Il suo discorso d’insediamento fu assai esplicito: uscire dalla pandemia, avviare il Pnrr, tenere sotto controllo il debito pubblico e quindi lo spread (nonostante le spese straordinarie determinate dal Covid), rimettere in sesto la scuola in modo da dare ai giovani gli strumenti per affrontare il futuro.

Egli sta marciando con determinazione verso i primi tre obiettivi, nonostante i tentennamenti dei partiti che lo sostengono.

Grazie a nessun cedimento su vaccinazioni e green pass la tragedia Covid è stata quasi superata (la vittoria definitiva arriverà soprattutto se la terza dose avrà un impatto così vasto come le altre e nel contempo si concretizzerà una cura efficace).

Poi l’Unione europea ha già versato i primi fondi del Pnrr e le task force messe in campo da Draghi dovrebbero consentire capacità e trasparenza di spesa. Inoltre la fermezza su Quota 100 ma anche sulla riforma del Reddito di cittadinanza sono necessarie (insieme ad altro) per fare rientrare il deficit, dalle dimensioni abnormi, entro binari che ne consentano la gestione. Rimane la scuola, a cui il presidente aveva dedicato una parte, accorata, del suo discorso.

Qui però siamo ancora all’Anno Zero. Non si sta discutendo di alcuna riforma e i fondi stanziati sono legati a un miglioramento fisico (a cominciare dagli edifici), importante ma scollegato alla qualità dell’insegnamento.

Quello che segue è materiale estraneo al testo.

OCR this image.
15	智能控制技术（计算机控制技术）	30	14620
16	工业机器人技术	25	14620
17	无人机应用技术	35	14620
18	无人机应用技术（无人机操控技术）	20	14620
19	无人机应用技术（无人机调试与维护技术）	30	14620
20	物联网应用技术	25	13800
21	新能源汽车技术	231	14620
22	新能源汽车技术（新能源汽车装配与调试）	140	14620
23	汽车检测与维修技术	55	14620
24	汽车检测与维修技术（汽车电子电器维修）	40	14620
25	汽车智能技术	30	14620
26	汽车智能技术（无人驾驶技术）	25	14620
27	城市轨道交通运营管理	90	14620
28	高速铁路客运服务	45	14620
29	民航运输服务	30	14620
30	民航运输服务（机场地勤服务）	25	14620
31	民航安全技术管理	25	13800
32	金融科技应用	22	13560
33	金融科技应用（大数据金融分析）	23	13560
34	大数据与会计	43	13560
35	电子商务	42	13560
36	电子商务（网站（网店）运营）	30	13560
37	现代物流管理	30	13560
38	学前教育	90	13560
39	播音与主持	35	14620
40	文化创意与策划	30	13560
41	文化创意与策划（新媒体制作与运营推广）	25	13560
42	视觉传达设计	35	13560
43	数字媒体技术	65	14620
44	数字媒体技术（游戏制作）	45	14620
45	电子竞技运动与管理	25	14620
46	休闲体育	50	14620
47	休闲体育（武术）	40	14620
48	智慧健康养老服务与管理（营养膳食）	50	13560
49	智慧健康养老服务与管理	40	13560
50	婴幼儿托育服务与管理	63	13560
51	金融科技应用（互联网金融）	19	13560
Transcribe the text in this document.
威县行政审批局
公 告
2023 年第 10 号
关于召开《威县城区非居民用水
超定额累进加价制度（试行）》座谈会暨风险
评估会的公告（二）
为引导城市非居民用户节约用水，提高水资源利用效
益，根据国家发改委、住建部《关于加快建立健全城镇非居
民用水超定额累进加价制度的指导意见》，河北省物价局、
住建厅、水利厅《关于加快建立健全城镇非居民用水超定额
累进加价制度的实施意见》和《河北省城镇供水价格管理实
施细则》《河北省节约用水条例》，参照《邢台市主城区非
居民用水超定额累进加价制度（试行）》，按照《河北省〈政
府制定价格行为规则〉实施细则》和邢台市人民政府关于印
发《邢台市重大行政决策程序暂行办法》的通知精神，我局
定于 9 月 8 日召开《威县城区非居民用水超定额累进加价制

Certo, sedersi sui banchi di un’aula nuova e sicura è più motivante, ma la scuola italiana ha bisogno anche e soprattutto di un riassetto che la collochi alla pari coi sistemi scolastici dei Paesi più avanzati e che guardi alle esigenze del mercato del lavoro. Il Rapporto sulla scuola dell’Ocse è impietoso. Sottolinea che in Italia l’11% dei giovani tra i 15 e i 19 anni, (e più del doppio coloro che sono nella fascia d’età immediatamente superiore) non studiano, non lavorano e non fanno percorsi di formazione.

Il Rapporto evidenzia che la professione dell’insegnante è mal retribuita e il 59% dei docenti è over 50. Quanto all’università, il nostro Paese ha una media di laureati (nella fascia 19-64 anni) del 19% contro una media europea del 37%. Una fotografia da cui emergono tante lacune a cui bisognerà in fretta porre rimedio affinchè la ripresa non sia effimera. Sarà bene che Draghi non se ne dimentichi.